**You can contact firstname.lastname@example.org for corporate training or group training if you have more than 5 people.
This five week course is an introduction to data analysis with the Python programming language, and is aimed at beginners.
Project Demo Day and Certificates
From the rudimentary building blocks of programming basics, to data manipulation and use of advanced drawing packages, the course ends with a demonstration of a project of your choice on Project Demo Day. On Demo Day you will access and analyze real data, utilizing the tools and skill sets taught to you throughout the course. Upon successful completion of the course and demonstration of your final project, you will qualify for one of three certificates: Extraordinary Standing, Honorable Graduation, and Active Participation.
Certificates are awarded according to your understanding, skill, and participation. No prerequisite needed for the course.

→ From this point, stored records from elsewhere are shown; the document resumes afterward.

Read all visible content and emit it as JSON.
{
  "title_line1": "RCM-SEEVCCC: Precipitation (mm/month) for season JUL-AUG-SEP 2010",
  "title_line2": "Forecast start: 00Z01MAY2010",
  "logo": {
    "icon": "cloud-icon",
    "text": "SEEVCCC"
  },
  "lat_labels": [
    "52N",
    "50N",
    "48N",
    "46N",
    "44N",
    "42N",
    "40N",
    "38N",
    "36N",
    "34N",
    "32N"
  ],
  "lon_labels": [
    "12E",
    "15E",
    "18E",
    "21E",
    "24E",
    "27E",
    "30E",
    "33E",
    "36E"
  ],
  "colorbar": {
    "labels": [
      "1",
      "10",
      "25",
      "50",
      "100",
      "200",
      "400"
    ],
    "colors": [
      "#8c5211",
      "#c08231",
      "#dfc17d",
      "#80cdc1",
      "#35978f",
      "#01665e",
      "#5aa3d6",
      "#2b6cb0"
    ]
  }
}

1. Do I have to do three weeks project? Is it required for taking this class?
Students could choose to spend extra 3 weeks with the teaching crew to do a project of their own choices. We are happy to offer assistance and arrange presentation to demo their work.
2. Can I take class online if I am not in NYC?
You can take it onsite or through recorded sessions on Youtube and get timely assistance from teaching crew by google hangout or Skype.
3. If I have to miss some session, how can I make it up?
We record all of our classes and make it available for students right after each class. If you miss a class, you can also get extra help such as office hour or internet support through google hangout or Skype.
Day 1 – Introduction to Python
Python is a high-level programming language.You will learn the basic syntax and data structures in Python. Ipython provides a robust and productive environment for interactive and exploratory computing, which is great tool to do scientific computation and education.
Introduction to Ipython
Basic objects in Python
Variables and self-defining functions
Advanced data structures
Day 2 – Explore deeper with Python
Python is a object-oriented programming language. Learn a little about OOP will help you understand how Python codes work. To do data analysis, the first thing you need to know is how to deal with files which contains data. Sometime the data is dirty and unstructured, you will learn text processing including regular expressions to deal with them.
Classes: introduction to object-oriented programming
How to deal with files
Run Python scripts
Handling and processing strings
Day 3 – Scientific computation tools
There are three modules for scienticfic computation that make Python as powerful as Matlab: Numpy, Matplotlib and Scipy. Numpy, short for Numerical Python, is the foundational package for scientific computing in Python. Matplotlib is the most popular Python library for producing plots and other 2D data visualizations. SciPy is a collection of packages addressing a number of different standard problem domains in scientific computing.
Matplotlib(mainly the sub-module *pyplot*)
Scipy(manily the sub-module *stats*)
Day 4 – Data Visualization
Python can also generate graphics easily by using appropriate tools like *Seaborn* and *ggplot*. Seaborn is a Python visualization library based on matplotlib. It provides a high-level interface for drawing attractive statistical graphics. ggplot is a famous library port from R, which is a plotting system. ggplot provids a powerful model of graphics that makes it easy to produce complex multi-layered graphics.
Day 5 – Data manipulation with Pandas
Pandas provides rich data structures and functions designed to make working with structured data fast, easy, and expressive. The *DataFrame* object in pandas is just like the *data.frame* object in R. Pandas makes data manipulation(filter, select, group, aggregate, etc.) as easier as in R.